BRAF and KRAS mutations in tubular apocrine adenoma and papillary eccrine adenoma of the skin.

Tubular apocrine adenoma (TAA) and papillary eccrine adenoma (PEA) are benign sweat gland tumors. Their names imply that they exhibit apocrine and eccrine differentiation, respectively. However, morphologically they are very similar and are often indistinguishable. The molecular pathogenesis of either tumor is poorly understood at present. On the basis of an index case of nipple adenoma that was morphologically reminiscent of cutaneous TAA/PEA and harbored a BRAFV600E mutation, we investigated whether a similar genetic change is also present in TAA/PEA. BRAF, RAS, and PIK3CA mutation analyses, and BRAFV600E-specific immunohistochemistry were performed for 24 TAAs/PEAs, 10 eccrine poromas, 7 apocrine cystadenomas, 2 TAA-like adenomas associated with nevus sebaceus, and one apocrine adenoma probably arising in anogenital mammary-like glands (AGMLGs).

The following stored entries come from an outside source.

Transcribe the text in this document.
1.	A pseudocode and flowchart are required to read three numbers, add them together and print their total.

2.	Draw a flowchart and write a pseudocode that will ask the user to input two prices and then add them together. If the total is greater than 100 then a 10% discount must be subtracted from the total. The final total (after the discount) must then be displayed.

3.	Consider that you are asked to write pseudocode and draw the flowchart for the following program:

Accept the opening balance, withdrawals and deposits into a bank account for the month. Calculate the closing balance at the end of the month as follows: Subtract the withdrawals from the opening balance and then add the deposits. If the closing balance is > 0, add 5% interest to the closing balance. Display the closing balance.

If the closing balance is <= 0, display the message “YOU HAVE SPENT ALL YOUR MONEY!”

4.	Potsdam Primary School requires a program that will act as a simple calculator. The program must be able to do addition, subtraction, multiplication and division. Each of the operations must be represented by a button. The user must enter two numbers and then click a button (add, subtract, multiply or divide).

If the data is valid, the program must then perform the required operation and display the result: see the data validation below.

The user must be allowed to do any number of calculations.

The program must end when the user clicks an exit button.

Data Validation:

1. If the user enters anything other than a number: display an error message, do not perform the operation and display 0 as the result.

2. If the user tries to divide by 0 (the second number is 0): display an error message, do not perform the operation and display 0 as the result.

The results demonstrated that BRAFV600E mutations were present in TAAs (9/15, 60%) and PEAs (7/9, 78%), but not in other neoplasms. Two additional TAAs harbored KRASG12D mutations. In addition, a KRASG12C mutation was identified in one nevus sebaceus-associated TAA-like adenoma. The speculated AGMLG-related apocrine adenoma had a PIK3CAH1047R mutation. We concluded that activating BRAF and KRAS mutations were commonly present in TAAs/PEAs, indicating that in addition to a morphological resemblance, they are closely related genetically. Therefore, they could be considered to be united as a single entity. By contrast, the apocrine adenoma probably arising in AGMLG harbored a PIK3CA mutation, which is also commonly present in hidradenoma papilliferum. Further studies are necessary to determine whether the pathogenesis of AGMLG-related tumors is similar to breast tumors.